The chance is 1 in 2. My reasoning is that every time this first man sits in someone else’s seat he’s likely to be asked to move. This just confuses the issue until the 99th passenger arrives. At that point the first passenger can only be in one of two seats, his own or yours.

I’m still thinking about this. My first answer is definitely right if everyone sits at random, but maybe not if some people might not.

However, in that scenario, everyone except for the first person to get on, and the next-to-last person to get on will be sitting in his own seat. Which means the next-to-last person will still have a 50% chance of taking the dropped seat or your seat.

I am glad to see this problem is not as simple as I thought it might be. My computer program may not be correct but it is seating the last person in their assigned seat just under 9% of the time.

Just to clarify, the first person chooses a seat at random and each person thereafter takes their seat if it is not occupied, otherwise they choose a seat at random.

OK, for a 3 and 4 seat airplane, the probability is 1/2. I’ve discovered that by perfect induction (i.e., brute force).

It’s worth noting that there are 4 possible outcomes for a 3-seater, and 8 for a 4-seater.

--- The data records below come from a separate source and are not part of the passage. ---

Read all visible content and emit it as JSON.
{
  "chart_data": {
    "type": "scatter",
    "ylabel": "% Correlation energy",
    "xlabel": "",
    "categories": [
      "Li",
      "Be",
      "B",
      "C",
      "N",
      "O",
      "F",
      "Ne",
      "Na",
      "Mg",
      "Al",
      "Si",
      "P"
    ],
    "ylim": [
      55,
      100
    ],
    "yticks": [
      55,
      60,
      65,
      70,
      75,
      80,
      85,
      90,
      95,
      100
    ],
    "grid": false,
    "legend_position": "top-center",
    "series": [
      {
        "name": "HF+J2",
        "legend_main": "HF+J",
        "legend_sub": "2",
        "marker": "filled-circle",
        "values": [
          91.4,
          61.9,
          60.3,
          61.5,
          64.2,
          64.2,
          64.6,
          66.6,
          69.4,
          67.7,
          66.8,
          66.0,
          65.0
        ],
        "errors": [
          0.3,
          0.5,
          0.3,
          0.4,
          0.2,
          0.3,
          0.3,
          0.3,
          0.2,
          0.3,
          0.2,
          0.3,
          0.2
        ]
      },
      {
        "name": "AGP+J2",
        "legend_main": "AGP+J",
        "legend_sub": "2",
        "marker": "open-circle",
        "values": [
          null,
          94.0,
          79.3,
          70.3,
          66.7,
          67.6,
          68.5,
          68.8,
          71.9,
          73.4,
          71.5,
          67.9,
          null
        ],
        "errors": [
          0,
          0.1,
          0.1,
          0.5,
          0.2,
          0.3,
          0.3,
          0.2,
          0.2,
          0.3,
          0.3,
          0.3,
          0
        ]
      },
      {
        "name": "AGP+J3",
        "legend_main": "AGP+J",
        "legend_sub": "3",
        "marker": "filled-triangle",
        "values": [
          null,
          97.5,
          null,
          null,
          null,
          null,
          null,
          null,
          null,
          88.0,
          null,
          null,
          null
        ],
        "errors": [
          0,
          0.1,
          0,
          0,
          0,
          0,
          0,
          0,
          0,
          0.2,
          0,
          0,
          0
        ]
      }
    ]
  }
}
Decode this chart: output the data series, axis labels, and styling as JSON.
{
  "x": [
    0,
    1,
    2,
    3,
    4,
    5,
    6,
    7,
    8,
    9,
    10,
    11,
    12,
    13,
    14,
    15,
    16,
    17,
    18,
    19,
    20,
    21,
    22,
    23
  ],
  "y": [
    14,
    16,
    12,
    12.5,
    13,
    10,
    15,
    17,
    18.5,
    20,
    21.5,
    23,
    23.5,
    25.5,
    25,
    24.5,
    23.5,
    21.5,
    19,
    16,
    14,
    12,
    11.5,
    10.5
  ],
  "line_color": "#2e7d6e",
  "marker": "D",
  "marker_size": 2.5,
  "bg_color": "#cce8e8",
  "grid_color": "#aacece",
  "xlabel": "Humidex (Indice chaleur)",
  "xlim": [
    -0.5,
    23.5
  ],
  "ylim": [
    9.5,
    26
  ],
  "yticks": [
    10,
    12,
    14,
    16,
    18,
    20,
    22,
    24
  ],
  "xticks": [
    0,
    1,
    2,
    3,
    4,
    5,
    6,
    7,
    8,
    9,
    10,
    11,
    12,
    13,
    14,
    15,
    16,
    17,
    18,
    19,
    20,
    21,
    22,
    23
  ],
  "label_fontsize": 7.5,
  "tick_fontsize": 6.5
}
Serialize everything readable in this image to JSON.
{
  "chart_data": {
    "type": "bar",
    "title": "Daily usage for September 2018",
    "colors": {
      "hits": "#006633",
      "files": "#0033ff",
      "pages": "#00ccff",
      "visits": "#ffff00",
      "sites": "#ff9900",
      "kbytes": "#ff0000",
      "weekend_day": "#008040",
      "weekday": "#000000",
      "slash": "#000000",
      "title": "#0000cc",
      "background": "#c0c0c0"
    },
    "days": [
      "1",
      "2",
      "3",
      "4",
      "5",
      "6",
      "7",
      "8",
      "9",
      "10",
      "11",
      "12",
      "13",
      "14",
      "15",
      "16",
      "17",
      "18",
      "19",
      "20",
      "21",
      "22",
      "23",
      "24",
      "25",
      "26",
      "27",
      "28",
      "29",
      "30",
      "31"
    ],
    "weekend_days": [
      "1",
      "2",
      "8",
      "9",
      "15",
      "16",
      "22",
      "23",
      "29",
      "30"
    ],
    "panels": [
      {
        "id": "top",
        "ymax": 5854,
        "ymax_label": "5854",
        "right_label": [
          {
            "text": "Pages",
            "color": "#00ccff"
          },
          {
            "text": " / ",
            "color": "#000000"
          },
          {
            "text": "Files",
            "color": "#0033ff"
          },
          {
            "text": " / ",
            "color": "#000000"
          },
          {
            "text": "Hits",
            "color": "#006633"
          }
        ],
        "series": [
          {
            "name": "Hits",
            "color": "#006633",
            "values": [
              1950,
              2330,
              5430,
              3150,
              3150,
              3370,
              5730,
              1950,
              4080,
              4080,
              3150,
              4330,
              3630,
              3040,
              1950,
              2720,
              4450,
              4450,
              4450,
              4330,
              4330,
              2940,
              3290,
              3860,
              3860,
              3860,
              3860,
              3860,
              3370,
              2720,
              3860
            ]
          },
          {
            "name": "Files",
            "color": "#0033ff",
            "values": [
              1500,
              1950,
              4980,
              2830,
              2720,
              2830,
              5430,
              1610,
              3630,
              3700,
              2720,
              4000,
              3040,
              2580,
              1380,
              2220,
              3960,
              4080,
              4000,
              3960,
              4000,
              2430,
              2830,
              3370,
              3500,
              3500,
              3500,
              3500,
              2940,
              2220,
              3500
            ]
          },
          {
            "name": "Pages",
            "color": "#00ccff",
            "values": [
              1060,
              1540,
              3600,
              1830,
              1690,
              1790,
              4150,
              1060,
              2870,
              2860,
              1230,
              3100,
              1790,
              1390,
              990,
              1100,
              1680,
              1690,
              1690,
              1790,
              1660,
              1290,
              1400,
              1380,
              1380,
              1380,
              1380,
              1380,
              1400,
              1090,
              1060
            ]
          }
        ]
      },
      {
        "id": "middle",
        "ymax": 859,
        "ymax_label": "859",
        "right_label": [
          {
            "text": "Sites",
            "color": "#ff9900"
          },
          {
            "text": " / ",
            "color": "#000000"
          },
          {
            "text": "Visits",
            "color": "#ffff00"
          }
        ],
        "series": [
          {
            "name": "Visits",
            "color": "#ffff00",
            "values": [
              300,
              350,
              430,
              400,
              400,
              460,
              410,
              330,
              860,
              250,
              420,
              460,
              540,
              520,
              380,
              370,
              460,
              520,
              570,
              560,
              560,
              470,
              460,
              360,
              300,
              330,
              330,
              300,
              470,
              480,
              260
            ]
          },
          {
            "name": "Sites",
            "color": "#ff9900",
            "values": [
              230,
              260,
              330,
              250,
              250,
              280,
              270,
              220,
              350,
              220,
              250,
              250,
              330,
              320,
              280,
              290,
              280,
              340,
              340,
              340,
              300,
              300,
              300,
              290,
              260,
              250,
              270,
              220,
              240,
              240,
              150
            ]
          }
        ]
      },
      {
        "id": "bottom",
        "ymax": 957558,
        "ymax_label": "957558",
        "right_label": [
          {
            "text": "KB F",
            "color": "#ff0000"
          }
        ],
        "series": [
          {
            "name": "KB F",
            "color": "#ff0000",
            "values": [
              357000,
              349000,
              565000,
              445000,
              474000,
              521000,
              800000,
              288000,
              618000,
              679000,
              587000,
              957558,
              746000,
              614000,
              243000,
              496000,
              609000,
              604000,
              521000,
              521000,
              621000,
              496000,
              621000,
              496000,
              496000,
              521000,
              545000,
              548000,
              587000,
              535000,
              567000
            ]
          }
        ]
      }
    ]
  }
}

I’m guessing there’ll be 16 for a 5-seater.

My computer program says 1 out of 2. Haven’t derived it analytically yet.

Huh. You’d think the question would be equivalent to how what proportion of the elements of S[sub]n[/sub] fix n, but that’s 1/n, not 1/2.

What’s the chance EVERYONE sits in their assigned seats? The same chance as the first guy is sitting in his, 1/100.

Once the first guy doesn’t sit in his assigned seat, what’s the chances he sat in yours? 1/100.

If he didn’t sit in yours, what’s the chances NONE of the others will sit in your seat?

99/100 * 98/99 * 97/98 * … * 1/2 = (n-1)!/n*(n-1)(n-2) … * 2 = 1/100.